A remoção do conteúdo celular foi observada quando corada com hematoxilina e eosina (H&E) nos vasos femorais, pele, nervo, osso e músculo onde não foram encontrados núcleos. As estruturas de cada estrutura tecidual foram analisadas em relação ao tecido nativo. Tanto a artéria femoral descelularizada quanto a veia apresentaram perda de conteúdo nuclear em todas as camadas e tecido conjuntivo circundante, dada a ausência de núcleos corados de azul, de outra forma presentes nos vasos nativos (Figura 5A,B e Figura 5D,E). A túnica íntima, a média e a adventícia da veia femoral e das artérias foram mantidas nos vasos descelularizados (Figura 5D,E). O nervo femoral apresentou preservação da estrutura tecidual, incluindo o endoneurio (Figura 5C e Figura 5F). O osso manteve sua estrutura tecidual geral pós-descelularização, com perda observável de núcleos corados de osteócitos do osso e das camadas circundantes do endósteo e periósteo (Figura 5G e Figura 5J). A pele apresentou perda de células da epiderme e derme. A derme apresentava fibras colágenas retidas, semelhantes ao tecido cutâneo nativo (Figura 5H e Figura 5K). Por fim, a visão transversal do músculo esquelético mostrou perda de núcleos de outra forma localizados nas periferias do endomísio. O conteúdo de miofibras permaneceu retido dentro dos respectivos fascículos pós-descelularização (Figura 5I e Figura 5L). A quantificação do DNA usando Picogreen também foi realizada, onde o conteúdo de DNA foi significativamente reduzido nos vasos femorais, nervo, pele, músculo e osso (Figura 6).

Figura 4: Morfologia macroscópica dos membros posteriores nativos e descelularizados de ratos . (A) Artéria femoral de membro posterior nativo canulada com angiocateter 24 G após a coleta. (B) Aspecto branco, translúcido, do membro posterior após 5 dias de descelularização com SDS a 0,25%. Por favor, clique aqui para ver uma versão maior desta figura.

Figura 5: Coloração histológica dos tecidos dos membros posteriores de ratos com hematoxilina e eosina. Veia femoral e artéria (B, E) nativa corada com H&E (painel superior) e descelularizada (painel inferior) (A, D), artéria femoral (B, E), nervo (C, F), osso (G, J), pele (H, K) e músculo (I, L). Perda de núcleos e conteúdo celular visível em todas as amostras descelularizadas. Barras de escala = 200 μm (vasos, nervo, osso) e 300 μm (pele, músculo). Por favor, clique aqui para ver uma versão maior desta figura.
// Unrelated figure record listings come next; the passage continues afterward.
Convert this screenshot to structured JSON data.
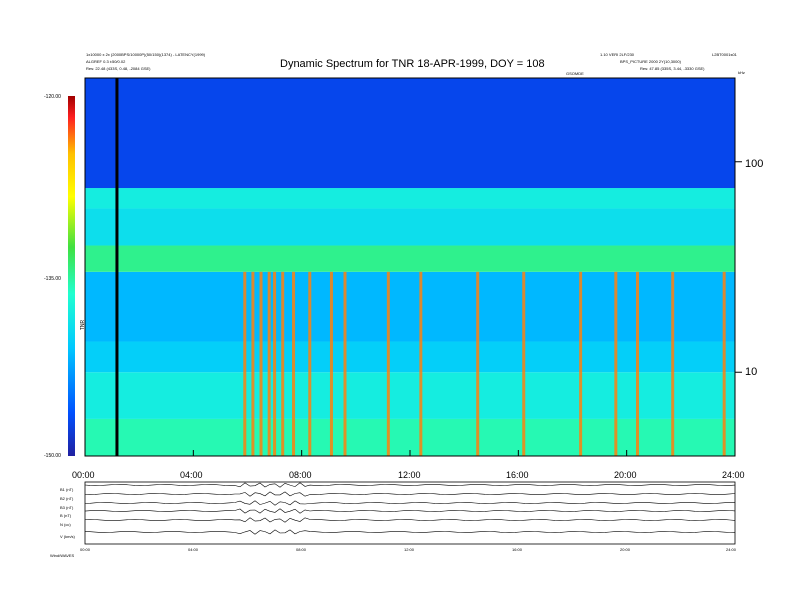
{
  "header": {
    "left_line1": "1x10000 x 2x (2000BPS/10000P)(50/150)(1374) - LATENCY(1999)",
    "left_line2": "ALGREF 0.3 ±50/0.02",
    "left_line3": "Res:     22.48 (433S, 0.48, -2084 GSE)",
    "right_line1": "1.10 VERI 2LF/230",
    "right_line2": "BPS_PICTURE 2000 2Y(10,3000)",
    "right_line3": "Res:     47.85 (335S, 3.44, -3330 GSE)",
    "right_corner": "L2BT0001s01",
    "right_small": "kHz",
    "mid_small": "GSOMDE"
  },
  "chart_data": {
    "type": "heatmap",
    "title": "Dynamic Spectrum for TNR 18-APR-1999, DOY = 108",
    "x_ticks": [
      "00:00",
      "04:00",
      "08:00",
      "12:00",
      "16:00",
      "20:00",
      "24:00"
    ],
    "x_range_hours": [
      0,
      24
    ],
    "y_ticks": [
      "100",
      "10"
    ],
    "y_scale": "log",
    "y_range_khz": [
      4,
      250
    ],
    "colorbar_ticks": [
      "-120.00",
      "-135.00",
      "-150.00"
    ],
    "colorbar_range": [
      -150,
      -120
    ],
    "colorbar_label": "TNR",
    "colorscale": [
      "#2020a0",
      "#0050ff",
      "#00c8ff",
      "#20ffd0",
      "#40e040",
      "#ffff00",
      "#ffc000",
      "#ff2020",
      "#a00000"
    ],
    "bands": [
      {
        "f_lo": 4,
        "f_hi": 6,
        "level": -138
      },
      {
        "f_lo": 6,
        "f_hi": 10,
        "level": -140
      },
      {
        "f_lo": 10,
        "f_hi": 14,
        "level": -142
      },
      {
        "f_lo": 14,
        "f_hi": 30,
        "level": -143
      },
      {
        "f_lo": 30,
        "f_hi": 40,
        "level": -137
      },
      {
        "f_lo": 40,
        "f_hi": 60,
        "level": -141
      },
      {
        "f_lo": 60,
        "f_hi": 75,
        "level": -140
      },
      {
        "f_lo": 75,
        "f_hi": 250,
        "level": -147
      }
    ],
    "vertical_bursts_hours": [
      5.9,
      6.2,
      6.5,
      6.8,
      7.0,
      7.3,
      7.7,
      8.3,
      9.1,
      9.6,
      11.2,
      12.4,
      14.5,
      16.2,
      18.3,
      19.6,
      20.4,
      21.7,
      23.6
    ],
    "black_line_hour": 1.18
  },
  "bottom_panels": {
    "labels": [
      "B1 (nT)",
      "B2 (nT)",
      "B3 (nT)",
      "B (nT)",
      "N (cc)",
      "V (km/s)"
    ],
    "x_ticks": [
      "00:00",
      "04:00",
      "08:00",
      "12:00",
      "16:00",
      "20:00",
      "24:00"
    ],
    "footer": "Wind/WAVES"
  }
}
Figura 6: Quantificação do DNA dos tecidos nativos e descelularizados dos membros posteriores de ratos. O conteúdo de DNA é reduzido em vasos nativos e descelularizados, nervos, músculos, pele e ossos, expressos em ng/mg de peso seco. Os tecidos foram secos e digeridos em papaína durante a noite a 65 °C. O DNA foi detectado fluorescentemente usando PicoGreen. Múltiplos testes t não pareados foram realizados. Os dados apresentados como DP médio ± **p < 0,01, ****p < 0,001, ****p < 0,0001. Abreviaturas: N = nativo; D = descelularizado. Por favor, clique aqui para ver uma versão maior desta figura.

Os autores não têm conflitos de interesse a declarar.